From First Ofiïcer Romanov’s transistor radio Vassiliev extracted the timer device; a flat, sealed steel box, the size of two cigarette packs placed end to end. On one face it had two large round buttons, one red and one yellow; from the other side protruded two colored wires, negative and positive. Each corner had an earlike lug with a hole, for bolting to the outside of the steel cabinet that would contain the bomb.

Taking the fire extinguisher that had arrived in Lundqvist’s Saab, the assembler unscrewed the base, which the preparation team had cut open, reassembled, and repainted to hide the seam. Out of the interior came not fire-damping foam but wadding, and last of all a heavy rod of leadlike metal, five inches long and two inches in diameter. Small though it was, it still weighed four and a half kilograms. Vassiliev pulled on the heavy gloves to handle it. It was pure uranium-235.

“Isn’t that stuff radioactive?” asked Petrofsky, who was watching in fascination.

“Yes, but not dangerously so. People think that all radioactive materials are dangerous to the same degree. Not so. Luminous watches are radioactive, but we wear them. Uranium is an alpha emitter, low-level. Now, plutonium—that’s really lethal. So is this stuff when it goes critical, as it will just before detonation—but not yet.”

The pair of headlights from the Mini took a lot of stripping. Vassiliev took out the glass lamps, the filament inside, and the inner reflector bowl. What he was left with was a pair of extremely heavy semispherical bowls, each of one-inch-thick hardened steel. Each bowl had a flange around its rim, drilled with sixteen holes to take the nuts and bolts. Joined together, they would form a perfect globe.

One of the bowls had at its base a two-inch-wide hole, threaded inside to accept the steel plug from Lichka’s left shoe. The other had a short stump of tube sticking out from its base; internally it was two inches wide, and it was flanged and threaded on its outer side to screw into the steel “gun” tube from the Hanomag’s exhaust system.

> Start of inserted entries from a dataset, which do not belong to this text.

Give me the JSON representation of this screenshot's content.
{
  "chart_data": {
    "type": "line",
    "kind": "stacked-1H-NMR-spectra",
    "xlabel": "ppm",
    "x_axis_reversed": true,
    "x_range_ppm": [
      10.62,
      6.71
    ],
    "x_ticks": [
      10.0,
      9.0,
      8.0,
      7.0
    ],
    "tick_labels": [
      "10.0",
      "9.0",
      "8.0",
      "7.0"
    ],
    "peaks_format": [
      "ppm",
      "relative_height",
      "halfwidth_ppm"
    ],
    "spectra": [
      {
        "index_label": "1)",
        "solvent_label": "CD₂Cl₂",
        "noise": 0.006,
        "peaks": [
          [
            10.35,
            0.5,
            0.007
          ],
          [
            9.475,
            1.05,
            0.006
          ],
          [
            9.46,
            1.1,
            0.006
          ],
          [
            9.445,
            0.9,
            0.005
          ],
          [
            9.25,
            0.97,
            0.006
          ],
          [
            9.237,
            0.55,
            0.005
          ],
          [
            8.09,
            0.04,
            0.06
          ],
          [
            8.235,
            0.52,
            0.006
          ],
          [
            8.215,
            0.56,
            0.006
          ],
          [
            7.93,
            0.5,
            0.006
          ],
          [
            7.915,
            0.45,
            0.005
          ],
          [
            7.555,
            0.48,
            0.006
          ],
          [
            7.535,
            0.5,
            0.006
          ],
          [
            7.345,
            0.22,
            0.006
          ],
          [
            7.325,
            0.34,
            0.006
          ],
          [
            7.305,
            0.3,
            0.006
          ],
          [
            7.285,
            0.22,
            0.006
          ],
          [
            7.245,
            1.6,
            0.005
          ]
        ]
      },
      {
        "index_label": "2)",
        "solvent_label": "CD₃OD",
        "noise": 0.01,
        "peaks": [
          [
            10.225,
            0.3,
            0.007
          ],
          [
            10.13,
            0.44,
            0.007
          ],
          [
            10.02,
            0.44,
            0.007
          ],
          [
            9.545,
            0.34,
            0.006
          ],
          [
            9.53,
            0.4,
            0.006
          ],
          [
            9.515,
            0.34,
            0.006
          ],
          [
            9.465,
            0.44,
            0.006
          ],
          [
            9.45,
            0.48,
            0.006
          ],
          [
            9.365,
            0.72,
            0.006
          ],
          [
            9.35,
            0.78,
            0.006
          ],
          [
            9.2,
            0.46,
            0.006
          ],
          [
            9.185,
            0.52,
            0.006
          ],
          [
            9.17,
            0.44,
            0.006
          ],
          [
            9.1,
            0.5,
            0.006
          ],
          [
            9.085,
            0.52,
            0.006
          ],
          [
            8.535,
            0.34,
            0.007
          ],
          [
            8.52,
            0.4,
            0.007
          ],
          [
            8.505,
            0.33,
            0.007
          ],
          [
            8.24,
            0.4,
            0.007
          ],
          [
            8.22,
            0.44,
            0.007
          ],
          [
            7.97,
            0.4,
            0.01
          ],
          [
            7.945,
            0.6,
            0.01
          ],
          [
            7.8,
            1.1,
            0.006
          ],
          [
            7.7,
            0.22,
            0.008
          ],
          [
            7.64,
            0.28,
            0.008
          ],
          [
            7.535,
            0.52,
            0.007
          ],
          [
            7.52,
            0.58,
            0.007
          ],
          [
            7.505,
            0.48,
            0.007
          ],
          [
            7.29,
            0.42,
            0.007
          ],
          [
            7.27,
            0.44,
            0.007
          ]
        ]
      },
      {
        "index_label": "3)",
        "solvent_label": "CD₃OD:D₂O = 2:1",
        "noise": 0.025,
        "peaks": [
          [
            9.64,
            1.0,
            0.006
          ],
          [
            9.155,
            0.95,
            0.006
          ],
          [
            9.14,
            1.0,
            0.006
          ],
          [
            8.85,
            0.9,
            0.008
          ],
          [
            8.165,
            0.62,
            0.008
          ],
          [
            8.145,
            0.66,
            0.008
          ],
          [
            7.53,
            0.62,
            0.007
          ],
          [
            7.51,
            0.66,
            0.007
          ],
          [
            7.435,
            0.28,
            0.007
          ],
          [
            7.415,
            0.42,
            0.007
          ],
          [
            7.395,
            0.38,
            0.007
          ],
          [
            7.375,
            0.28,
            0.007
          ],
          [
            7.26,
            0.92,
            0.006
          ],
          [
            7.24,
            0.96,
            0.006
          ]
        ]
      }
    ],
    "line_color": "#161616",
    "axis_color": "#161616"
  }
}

The last item was the child’s ball, brought in by the camper van. Vassiliev cut away the bright rubberized skin. A ball of metal gleamed in the light.

“That’s lead wrapping,” he said. “The ball of uranium, the fissionable core of the nuke, is inside. I’ll get it out later. It’s also radioactive, like that piece over there.”

Having satisfied himself he had his nine components, he started work on the steel cabinet. Turning it on its back, he lifted the lid and with the wooden laths and rods prepared an inner frame in the form of a low cradle, which rested on the floor of the cabinet. This he covered with a thick layer of shock-absorbent foam rubber.

“I’ll pack more around the sides and over the top when the bomb’s inside,” he explained.

Taking the four batteries, he wired them up, terminal to terminal, then lashed them into a block with masking tape. Finally he bored four small holes in the lid of the cabinet and wired the block of batteries inside. It was now midday.

“Right,” he said. “Let’s put the device together. By the way, have you ever seen a nuke?”